Industry Leaders: Bill Jenkins
April 30, 2012
Filed under Features
Kawasaki finished 2011 with the No. 1 motorcycle market share position (excluding scooters) among the Japenese OEMs with Bill Jenkins as vice president of sales. Jenkins attributes the company’s success to teamwork from the sales, marketing and product strategy crew at Kawasaki Motors Corp., U.S.A.
Since moving into his current role in April 2011, Jenkins has yet to stray from the top. Jenkins, who joined the company in 1988 as a district manager, has guided Kawasaki back into dealer favor. Dealer inventories have been reduced by some 40 percent over the past two years thanks to direction provided by Jenkins. The company’s new bi-monthly ordering system is a boost to dealers, as is a product lineup that is stronger than ever, according to many dealers.
Jenkins continually points to the company’s mission statement that — among other things — calls for brand building that will yield retail growth, greater customer retention and financial success at the retail level.
Ensuring that dealers are profitable with the Kawasaki brand and that customers have a premier experience with their products also drives Jenkins on a daily basis.
What is the biggest opportunity for the industry, and how can the industry take advantage of it?
Let’s face it — the motorcycle and ATV industry has seen a 50 percent downward trend since 2008. The biggest opportunity we have as a group is to work collectively to reach and excite potential customers from all demographic groups to reinvigorate consumer demand for our products. One method would be to consider collective annual new product launches similar to EICMA of our European counterparts.
What has been the biggest challenge in your current position and how have you dealt with it?
One of the biggest challenges for me over the last two years is to get a sense for the direction in which the entire powersports market is headed. The powersports market volatility over the past couple of years has significantly challenged the planning process for us at KMC and all of the OEMs. I rely on a combination of factors including MIC data, dealer feedback and close monitoring by our field sales staff and ongoing contact with them. It is extremely important that we identify any significant leading indicators so that we can determine future market trends, consumer demand and product needs, which in turn, will yield greater profits for our dealers and KMC.
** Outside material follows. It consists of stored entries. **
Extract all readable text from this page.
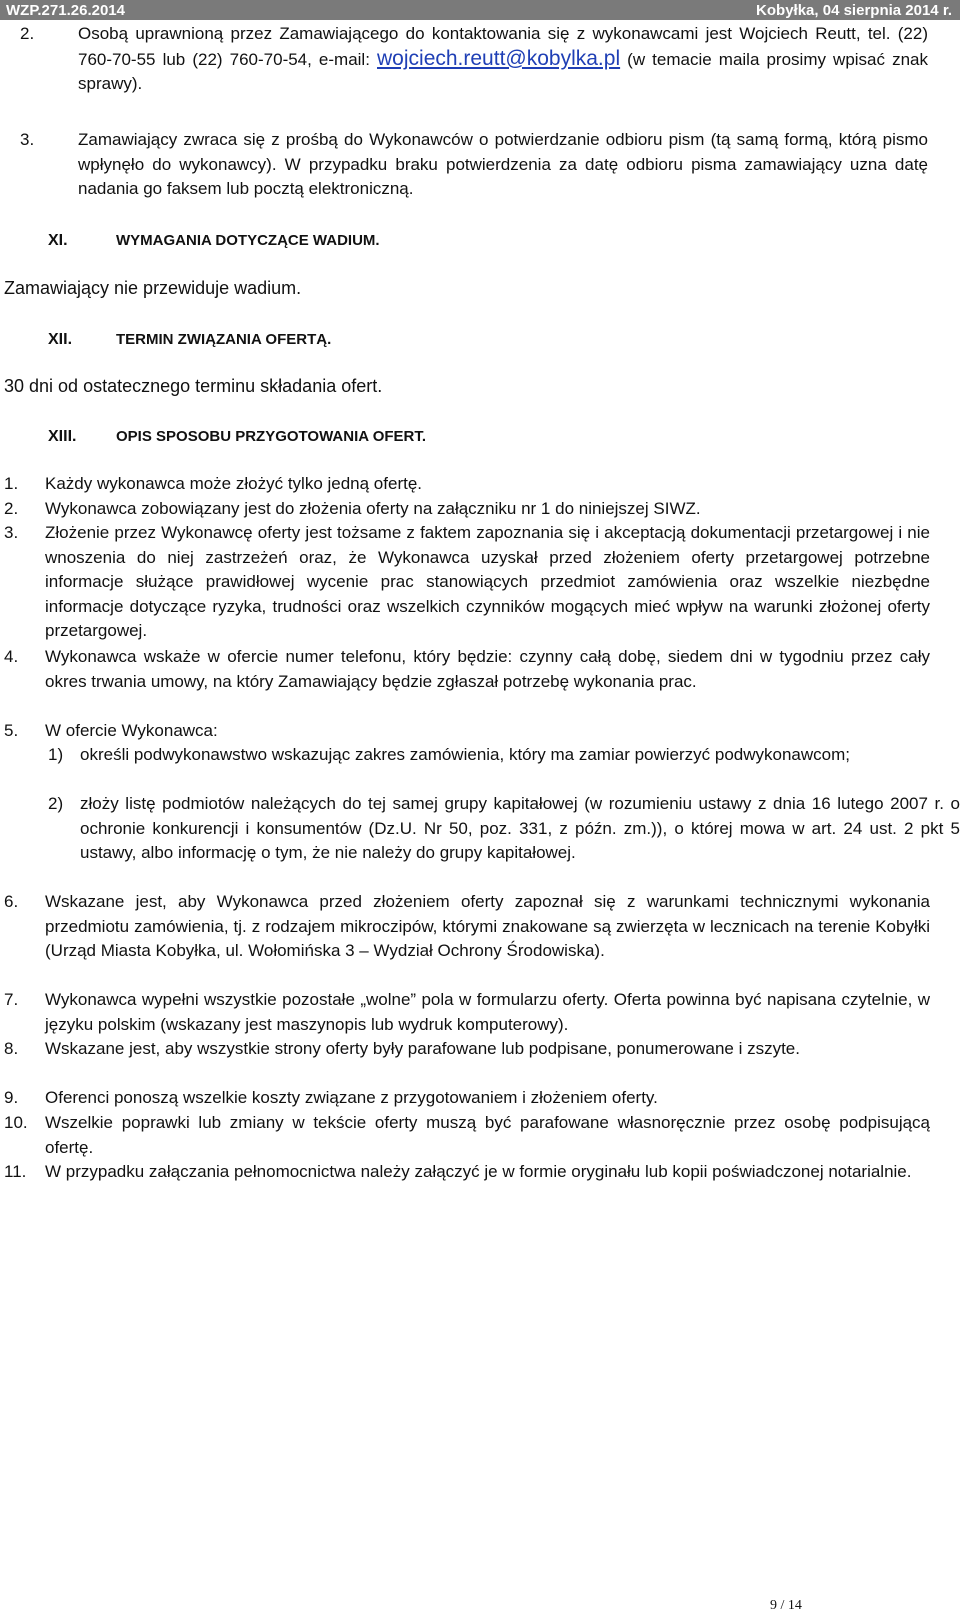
WZP.271.26.2014	Kobyłka, 04 sierpnia 2014 r.
2.	Osobą uprawnioną przez Zamawiającego do kontaktowania się z wykonawcami jest Wojciech Reutt, tel. (22) 760-70-55 lub (22) 760-70-54, e-mail: wojciech.reutt@kobylka.pl (w temacie maila prosimy wpisać znak sprawy).
3.	Zamawiający zwraca się z prośbą do Wykonawców o potwierdzanie odbioru pism (tą samą formą, którą pismo wpłynęło do wykonawcy). W przypadku braku potwierdzenia za datę odbioru pisma zamawiający uzna datę nadania go faksem lub pocztą elektroniczną.
XI.	WYMAGANIA DOTYCZĄCE WADIUM.
Zamawiający nie przewiduje wadium.
XII.	TERMIN ZWIĄZANIA OFERTĄ.
30 dni od ostatecznego terminu składania ofert.
XIII.	OPIS SPOSOBU PRZYGOTOWANIA OFERT.
1.	Każdy wykonawca może złożyć tylko jedną ofertę.
2.	Wykonawca zobowiązany jest do złożenia oferty na załączniku nr 1 do niniejszej SIWZ.
3.	Złożenie przez Wykonawcę oferty jest tożsame z faktem zapoznania się i akceptacją dokumentacji przetargowej i nie wnoszenia do niej zastrzeżeń oraz, że Wykonawca uzyskał przed złożeniem oferty przetargowej potrzebne informacje służące prawidłowej wycenie prac stanowiących przedmiot zamówienia oraz wszelkie niezbędne informacje dotyczące ryzyka, trudności oraz wszelkich czynników mogących mieć wpływ na warunki złożonej oferty przetargowej.
4.	Wykonawca wskaże w ofercie numer telefonu, który będzie: czynny całą dobę, siedem dni w tygodniu przez cały okres trwania umowy, na który Zamawiający będzie zgłaszał potrzebę wykonania prac.
5.	W ofercie Wykonawca:
1) określi podwykonawstwo wskazując zakres zamówienia, który ma zamiar powierzyć podwykonawcom;
2) złoży listę podmiotów należących do tej samej grupy kapitałowej (w rozumieniu ustawy z dnia 16 lutego 2007 r. o ochronie konkurencji i konsumentów (Dz.U. Nr 50, poz. 331, z późn. zm.)), o której mowa w art. 24 ust. 2 pkt 5 ustawy, albo informację o tym, że nie należy do grupy kapitałowej.
6.	Wskazane jest, aby Wykonawca przed złożeniem oferty zapoznał się z warunkami technicznymi wykonania przedmiotu zamówienia, tj. z rodzajem mikroczipów, którymi znakowane są zwierzęta w lecznicach na terenie Kobyłki (Urząd Miasta Kobyłka, ul. Wołomińska 3 – Wydział Ochrony Środowiska).
7.	Wykonawca wypełni wszystkie pozostałe „wolne” pola w formularzu oferty. Oferta powinna być napisana czytelnie, w języku polskim (wskazany jest maszynopis lub wydruk komputerowy).
8.	Wskazane jest, aby wszystkie strony oferty były parafowane lub podpisane, ponumerowane i zszyte.
9.	Oferenci ponoszą wszelkie koszty związane z przygotowaniem i złożeniem oferty.
10.	Wszelkie poprawki lub zmiany w tekście oferty muszą być parafowane własnoręcznie przez osobę podpisującą ofertę.
11.	W przypadku załączania pełnomocnictwa należy załączyć je w formie oryginału lub kopii poświadczonej notarialnie.
9 / 14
What’s the best advice you can give to others in the industry?
Remember, we’re selling fun! This is an industry that has always been dependent on recognition of the “fun factor” and “excitement,” inherent to the category. If we all keep sight of that and focus on understanding consumer demand and familiarizing ourselves with the products the meet that demand, we will be headed in a profitable direction. Oh, and take time to enjoy the ride!